Stephanie Jones: Book Review - Truly Madly Guilty by Liane Moriarty
- Publish Date
- Thursday, 4 August 2016, 3:04PM
Liane Moriarty’s stories of suburban angst have found an enthusiastic multinational audience and earned her a corner of the Hollywood pocketbook. Nicole Kidman was quick to snap up the rights to Moriarty’s 2014 novel Big Little Lies, and is headlining alongside Reese Witherspoon, her co-producer, in an episodic adaptation to screen on HBO next year. Quite right, too: Moriarty’s work is cinematic in a way that, if it is deliberate, is well disguised; her characters beg for reinterpretation on a screen only because of their robust, full-throated inhabitation of the page.
There are plenty of novels in which the unthinkable happens and survivors pore over the debris, but far fewer where disaster is averted at the last moment. In Truly Madly Guilty, the central event is a barbeque at which something terrible happens but even worse does not, and when all attendees – alive and unharmed, at least physically – dust themselves off in the blame-strewn aftermath, they find themselves, and their friendships and marriages, changed, perhaps devastated. There is no roadmap to lead them into a future that was nearly set ablaze.
This is Moriarty’s trick – to take a white middle-class woman, or several, in an international city (Sydney, in this case, as the author’s hometown), and peel back the carapace. In novels past, the front doors of her comfortable homes have concealed spousal abuse, infidelity and bullying, not to mention vast wells of guilt guarded by women who believe they are not measuring up as wives, mothers, friends and workers. Truly Madly Guilty centres on a trio: Tiffany, wife to Vid and mother to teenage Dakota; Erika, married to Oliver with no children; and Clementine, who shares young daughters Holly and Ruby with Sam.

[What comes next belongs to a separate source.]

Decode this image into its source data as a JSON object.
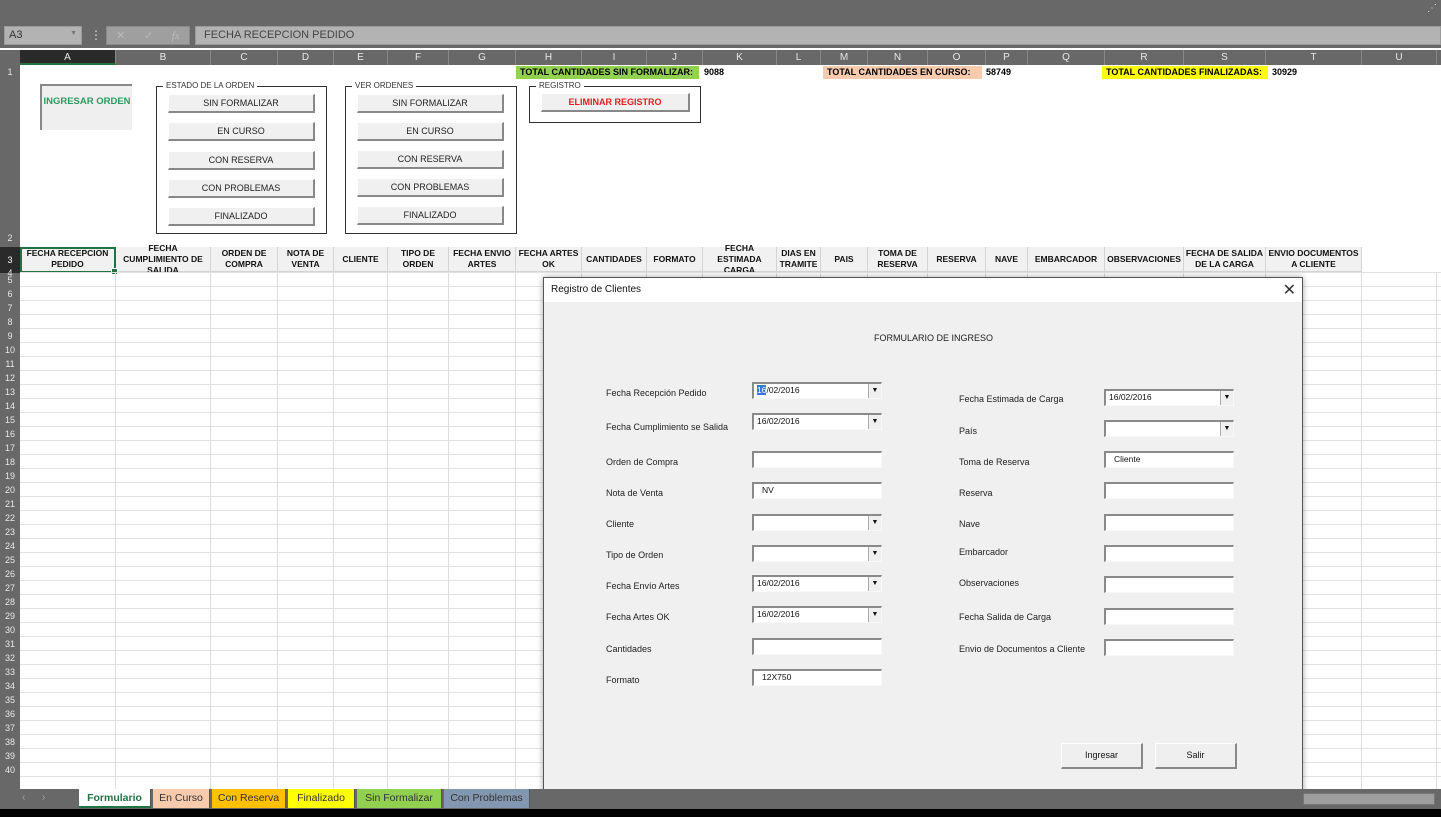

The prominent few hours in Tiffany and Vid’s backyard take place in the middle of the book, and Moriarty deftly accelerates the pace and suspense by alternating between events on the day of the barbeque and scenes of each couple in its painful wake. The most riveting duo is Erika and Clementine, whose uneven friendship dates back to primary school and is marked on one side by envy and loneliness and on the other by guilt and resentment. Clementine’s parents all but adopted Erika to shield her from the effects of her mother’s hoarding, and thoughts unvoiced for decades start to betray themselves when, minutes before the barbecue, Erika and Oliver ask a life-changing favour of her friend.
In this story, cataclysm proves revelatory, viz Clementine’s musing on “what sort of person Erika could have been . . . if she’d been given the privilege of an ordinary home. You could jump so much higher when you had somewhere safe to fall.” Moriarty’s spouses do not take vows lightly or treat parenting as a lark, and her women agonize, berate, placate and forgive, love and strive. This makes Truly Madly Guilty neither feminist polemic nor having-it-all regretfest, but simply a damn good read, and one likely to find heartiest appreciation by women who recognize their own families, culturally and socioeconomically, in those portrayed.
At a little over 500 pages the novel could be more concise and no less engrossing for it, but Moriarty’s appeal as a storyteller is such that I wouldn’t wish away a page. Its inhabitants are variously foolish, careless, self-absorbed, yet startlingly familiar, and they earn sympathy for their fallibility and willingness to do better. Moriarty, for her part, could scarcely improve on this knife-sharp tale of Antipodean anguish – but what’s the bet she does?